Portland has a way for residents to report illegal camping or related issues within the city. It’s called the One Point of Contact Campsite Reporting System. 

Anyone who’d like to raise an issue about a homeless camp can do so online or by calling 311. 

Once a report is filed, a crew will conduct an onsite assessment and pick up garbage from campers. The city emphasizes that not all reports will result in immediate action. Every site is reviewed and analyzed first. 

The city says it is not necessary to submit multiple reports of the same location in one day. The Homelessness and Urban Camping Impact Reduction Program recommends submitting a new report of the same site once a week. 

Anyone who’d like to report people living in a vehicle should submit a report to the Portland Bureau of Transportation using their Abandoned Auto Report Form

PBOT has currently modified its response to abandoned vehicles due to the increase of abandoned and junk vehicles on city property. It’s now prioritizing removing vehicles that create the biggest livability problems in neighborhoods. 

“Until further notice, the Parking Enforcement Abandoned Auto Unit will de-emphasize the enforcement and removal of abandoned automobiles where the only qualifying criterion is expired registration,” the city of Portland states on its website

Although PBOT will still take reports of vehicles with an expired registration, they will only be investigated as resources and officer caseloads allow.
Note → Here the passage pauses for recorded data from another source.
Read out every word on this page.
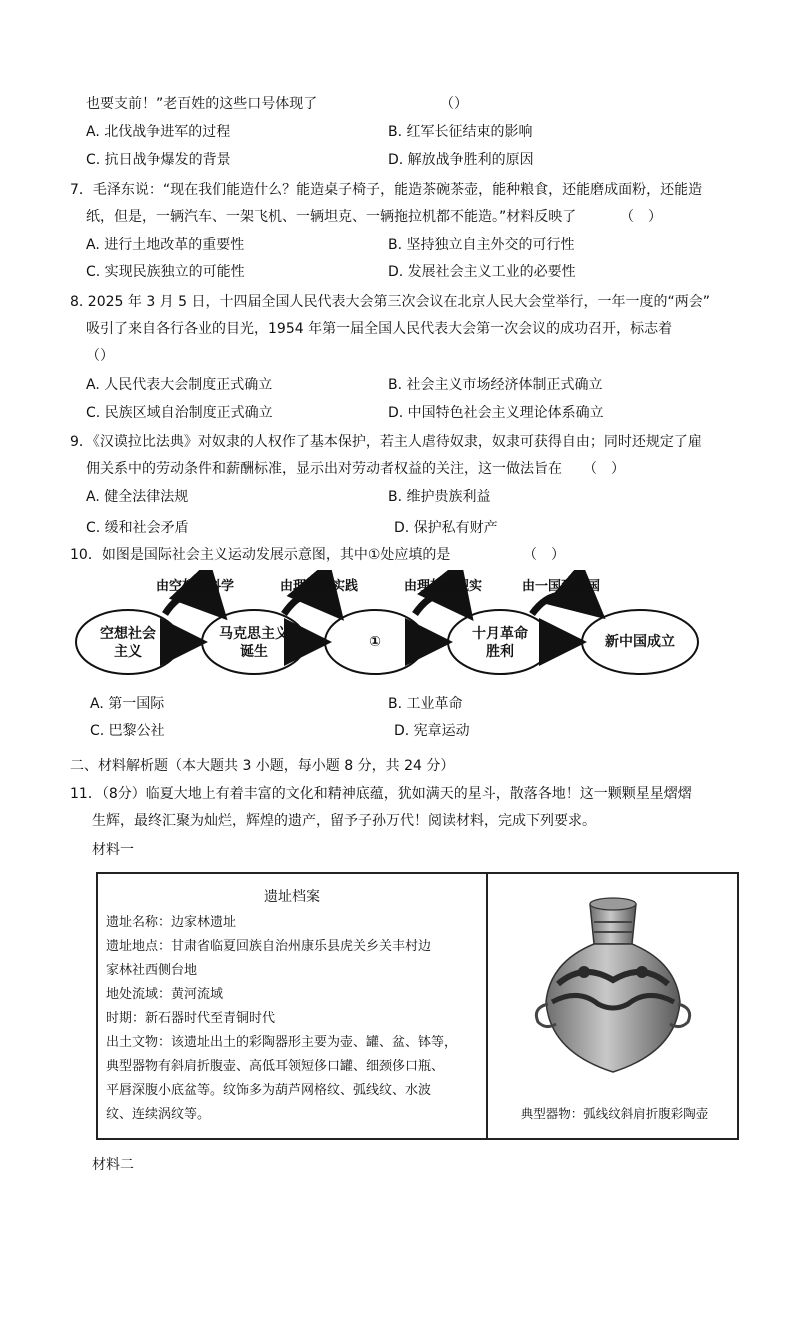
也要支前！”老百姓的这些口号体现了	（）
A. 北伐战争进军的过程	B. 红军长征结束的影响
C. 抗日战争爆发的背景	D. 解放战争胜利的原因
7．毛泽东说：“现在我们能造什么？能造桌子椅子，能造茶碗茶壶，能种粮食，还能磨成面粉，还能造
纸，但是，一辆汽车、一架飞机、一辆坦克、一辆拖拉机都不能造。”材料反映了	（　）
A. 进行土地改革的重要性	B. 坚持独立自主外交的可行性
C. 实现民族独立的可能性	D. 发展社会主义工业的必要性
8. 2025 年 3 月 5 日，十四届全国人民代表大会第三次会议在北京人民大会堂举行，一年一度的“两会”
吸引了来自各行各业的目光，1954 年第一届全国人民代表大会第一次会议的成功召开，标志着
（）
A. 人民代表大会制度正式确立	B. 社会主义市场经济体制正式确立
C. 民族区域自治制度正式确立	D. 中国特色社会主义理论体系确立
9．《汉谟拉比法典》对奴隶的人权作了基本保护，若主人虐待奴隶，奴隶可获得自由；同时还规定了雇
佣关系中的劳动条件和薪酬标准，显示出对劳动者权益的关注，这一做法旨在 （　）
A. 健全法律法规	B. 维护贵族利益
C. 缓和社会矛盾	D. 保护私有财产
10．如图是国际社会主义运动发展示意图，其中①处应填的是	（　）
由空想到科学	由理论到实践	由理想到现实	由一国到多国
空想社会
主义
马克思主义
诞生
①	十月革命
胜利
新中国成立
A. 第一国际	B. 工业革命
C. 巴黎公社	D. 宪章运动
二、材料解析题（本大题共 3 小题，每小题 8 分，共 24 分）
11．（8分）临夏大地上有着丰富的文化和精神底蕴，犹如满天的星斗，散落各地！这一颗颗星星熠熠
生辉，最终汇聚为灿烂，辉煌的遗产，留予子孙万代！阅读材料，完成下列要求。
材料一
遗址档案
遗址名称：边家林遗址
遗址地点：甘肃省临夏回族自治州康乐县虎关乡关丰村边
家林社西侧台地
地处流域：黄河流域
时期：新石器时代至青铜时代
出土文物：该遗址出土的彩陶器形主要为壶、罐、盆、钵等，
典型器物有斜肩折腹壶、高低耳领短侈口罐、细颈侈口瓶、
平唇深腹小底盆等。纹饰多为葫芦网格纹、弧线纹、水波
纹、连续涡纹等。	典型器物：弧线纹斜肩折腹彩陶壶
材料二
“We know this may be disappointing to some, but during this time we must focus our limited resources on the removal of obviously inoperative, disabled, wrecked, dismantled, or junked vehicles. Your patience is appreciated,” the city said. 

City code defines an abandoned vehicle as a vehicle that does not have a license plate or does not display current registration, a vehicle that appears to be inoperative or disabled, or a vehicle that looks like it was wrecked, partially dismantled, or junked. 

The city gives examples of vehicles that are severely damaged by fire or by a crash, missing the engine, missing a windshield, has one or more flat tires, or is up on blocks or jacks. 

The Portland Bureau of Transportation also explains what does not classify as an abandoned or junk vehicle. This includes an unfamiliar vehicle parked in front of someone’s property that has not moved for several days, a vehicle with no front license plate, or a vehicle that’s double-parked, blocking a roadway, or blocking a driveway. 

These vehicles should be reported to Portland Parking Enforcement by calling (503) 823-5195. 

Anyone who’d like to report a suspicious vehicle, such as a vehicle that appears to have been stolen, should call the police non-emergency number at (503) 823-3333. 

Portlanders who see criminal behaviors taking place at a homeless camp should report it to the police either online or, if it’s an emergency, by calling 911.